Seems like bad timing, because on Mar. 19, Nortel unveiled its first 40-gigabit system (offering four times the capacity of the 10-gigabit). "We've got the track record," insists Nortel Optical Networks President Greg Mumford. The company is due to make its 40-gig systems commercially available in the first quarter of 2002. But other optical players are expected to do the same. They aren't about to let Nortel get ahead again, explains analyst Karen Liu, analyst at RHK Inc.
Still, rival equipment makers, which are rushing to block Nortel from gaining the first mover's advantage, may be in the right place -- at the wrong time. These companies have spent billions creating and building systems that carriers won't be able to afford until the economy and the financial markets recover, analysts say.
Last November, Lucent began 40-gig trials with voice, data, and Internet services provider Global Crossing (GX ). Now, Lucent is conducting a trial in Europe. "Everything looks very promising in terms of stability of the systems and major indicators," says Olaf Herr, product manager of Lucent's optical-networking group. "We'll make sure that [the 10-gigabit-system fiasco] won't happen again." Alcatel, which conducted its first trial with Dutch telco KPN Quest in the third quarter of 2000, has already completed all trials, says Karl Traberg, director of marketing for optical networking at Alcatel (ALA ).
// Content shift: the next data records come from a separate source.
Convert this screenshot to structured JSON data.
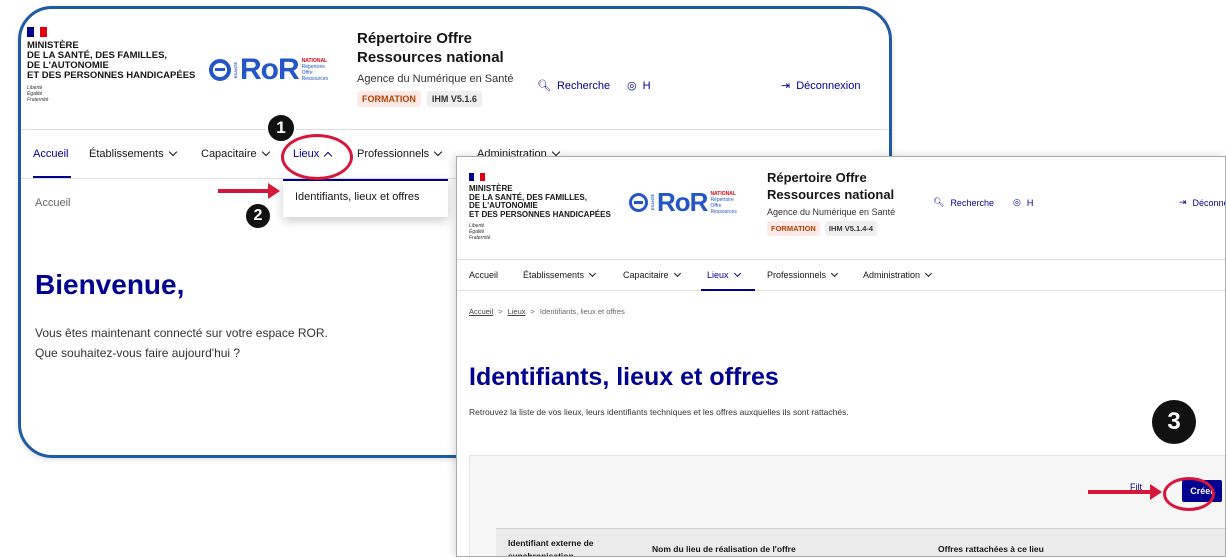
{
  "header": {
    "ministry_lines": "Ministère\nde la santé, des familles,\nde l'autonomie\net des personnes handicapées",
    "devise": "Liberté\nÉgalité\nFraternité",
    "logo_text": "RoR",
    "logo_tag": "NATIONAL",
    "logo_sub": "Répertoire\nOffre\nRessources",
    "service_title_line1": "Répertoire Offre",
    "service_title_line2": "Ressources national",
    "service_sub": "Agence du Numérique en Santé",
    "tag_env": "FORMATION",
    "search_label": "Recherche",
    "user_initial": "H",
    "logout_label": "Déconnexion"
  },
  "panel1": {
    "ihm_version": "IHM V5.1.6",
    "nav": {
      "accueil": "Accueil",
      "etablissements": "Établissements",
      "capacitaire": "Capacitaire",
      "lieux": "Lieux",
      "professionnels": "Professionnels",
      "administration": "Administration"
    },
    "dropdown_item": "Identifiants, lieux et offres",
    "breadcrumb": "Accueil",
    "welcome": "Bienvenue,",
    "desc_line1": "Vous êtes maintenant connecté sur votre espace ROR.",
    "desc_line2": "Que souhaitez-vous faire aujourd'hui ?"
  },
  "panel2": {
    "ihm_version": "IHM V5.1.4-4",
    "breadcrumb": {
      "home": "Accueil",
      "sep1": ">",
      "lieux": "Lieux",
      "sep2": ">",
      "current": "Identifiants, lieux et offres"
    },
    "title": "Identifiants, lieux et offres",
    "description": "Retrouvez la liste de vos lieux, leurs identifiants techniques et les offres auxquelles ils sont rattachés.",
    "filter_label": "Filt",
    "create_label": "Créer",
    "table_headers": [
      "Identifiant externe de synchronisation",
      "Nom du lieu de réalisation de l'offre",
      "Offres rattachées à ce lieu"
    ]
  },
  "annotations": {
    "step1": "1",
    "step2": "2",
    "step3": "3"
  },
  "colors": {
    "primary": "#000091",
    "annotation_red": "#d6163a",
    "frame_blue": "#1f5aa6"
  }
}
But this is about far more than a competitive race to market. Courtesy of a battered stock market and slowing economy, this could be an area with no winners for several years -- and one that could leave optical-gear companies, desperate for new moneymaking products, holding the bag for massive research and development costs with no immediate return. "We see the migration from 10 gigabits to 40 gigabits as slow migration, not as a radical change," says ABN AMRO analyst Ken Leon. That's a troubling outlook for this downtrodden sector.
Existing systems offer telecoms enough capacity to accommodate current traffic, says Tom Lauria, analyst with ING Baring. Facing tight capital markets, heavy debt loads, and pared-down plans for infrastructure improvements, carriers likely won't shell out big bucks for the new technology before they have to -- possibly three or four years from now, Lauria says. That's in sharp contrast to '96, when capital was flowing like water, telecoms could do no wrong, and investors were willing to finance technologies based on the faith that if they build it, customers will come.
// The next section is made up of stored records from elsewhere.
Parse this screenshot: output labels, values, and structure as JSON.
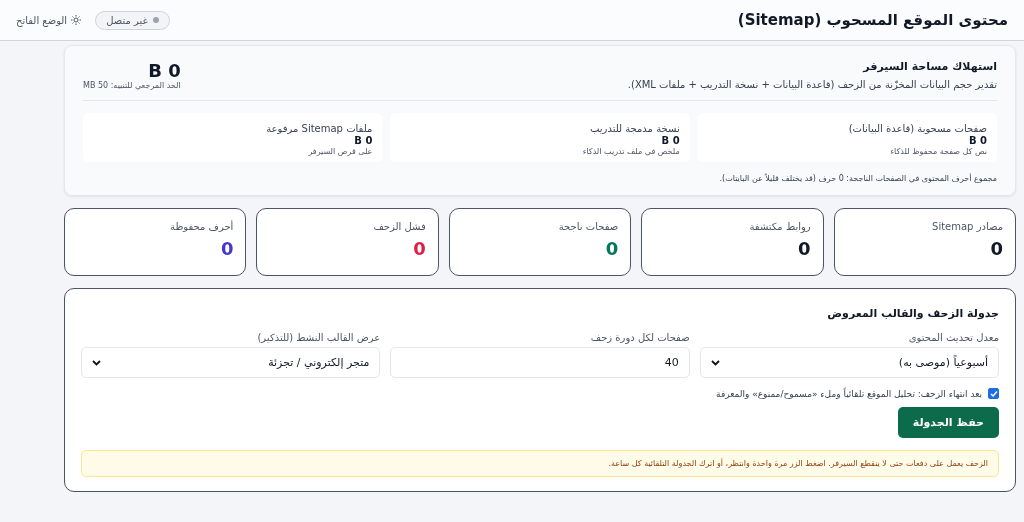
{
  "header": {
    "title": "محتوى الموقع المسحوب (Sitemap)",
    "status": {
      "label": "غير متصل",
      "online": false
    },
    "theme_button": "الوضع الفاتح"
  },
  "storage": {
    "title": "استهلاك مساحة السيرفر",
    "description": "تقدير حجم البيانات المخزّنة من الزحف (قاعدة البيانات + نسخة التدريب + ملفات XML).",
    "total": "B 0",
    "limit": "الحد المرجعي للتنبيه: 50 MB",
    "items": [
      {
        "label": "صفحات مسحوبة (قاعدة البيانات)",
        "value": "B 0",
        "note": "نص كل صفحة محفوظ للذكاء"
      },
      {
        "label": "نسخة مدمجة للتدريب",
        "value": "B 0",
        "note": "ملخص في ملف تدريب الذكاء"
      },
      {
        "label": "ملفات Sitemap مرفوعة",
        "value": "B 0",
        "note": "على قرص السيرفر"
      }
    ],
    "footnote": "مجموع أحرف المحتوى في الصفحات الناجحة: 0 حرف (قد يختلف قليلاً عن البايتات)."
  },
  "stats": [
    {
      "label": "مصادر Sitemap",
      "value": "0",
      "color": "#111827"
    },
    {
      "label": "روابط مكتشفة",
      "value": "0",
      "color": "#111827"
    },
    {
      "label": "صفحات ناجحة",
      "value": "0",
      "color": "#047857"
    },
    {
      "label": "فشل الزحف",
      "value": "0",
      "color": "#e11d48"
    },
    {
      "label": "أحرف محفوظة",
      "value": "0",
      "color": "#4338ca"
    }
  ],
  "schedule": {
    "title": "جدولة الزحف والقالب المعروض",
    "fields": [
      {
        "kind": "select",
        "label": "معدل تحديث المحتوى",
        "value": "أسبوعياً (موصى به)"
      },
      {
        "kind": "input",
        "label": "صفحات لكل دورة زحف",
        "value": "40"
      },
      {
        "kind": "select",
        "label": "عرض القالب النشط (للتذكير)",
        "value": "متجر إلكتروني / تجزئة"
      }
    ],
    "auto_analyze": {
      "label": "بعد انتهاء الزحف: تحليل الموقع تلقائياً وملء «مسموح/ممنوع» والمعرفة",
      "checked": true
    },
    "save_button": "حفظ الجدولة",
    "notice": "الزحف يعمل على دفعات حتى لا ينقطع السيرفر. اضغط الزر مرة واحدة وانتظر، أو اترك الجدولة التلقائية كل ساعة."
  }
}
Now, carriers needing extra capacity might opt for an additional 10-gigabit system instead. Increased competition has brought prices for 10-gig systems down significantly, says Lauria. At the same time, before the new, 40-gig systems see wide deployment, technological barriers have to be overcome as well.
Older optical fiber already in the ground might not be able to handle 40-gig transmission, says Shin Umeda, principal analyst at networking consultancy Dell'Oro Group. And 40-gig signals would have to be reamplified every 124 to 186 miles -- far more often than carriers would prefer, says Traberg.
To be sure, all of these problems -- driven by technical, financial, and market-demand issues -- will be worked out in a few years. That's when telecoms will start buying. And 40-gig systems promise significant savings in data-transfer costs when their prices come down.
Investors betting long term on gearmakers Nortel, Alcatel, or Lucent likely won't be disappointed. Sooner or later, the technology will catch on. In fact, 40-gig is projected to capture 20% of the $57 billion optical-transport market by 2005, according to Dell'Oro.
As high-bandwidth entertainment and remote teleconferencing become commonplace, demand for these ultra-high-speed systems will materialize -- in as soon as three years. At that time, optical systems with more capacity will be needed to move that heavy info load around with relative ease, says Bill Lennon, an engineer at Lawrence Livermore National Laboratory. The need for the technology "is going to sneak up on us," he says.
However, in an environment obsessed with profits and revenue growth, three to five years is a lifetime. In the meantime, the companies' R&D costs aren't likely to generate much return -- something that probably will further sour the spirits of many Wall Street tech investors.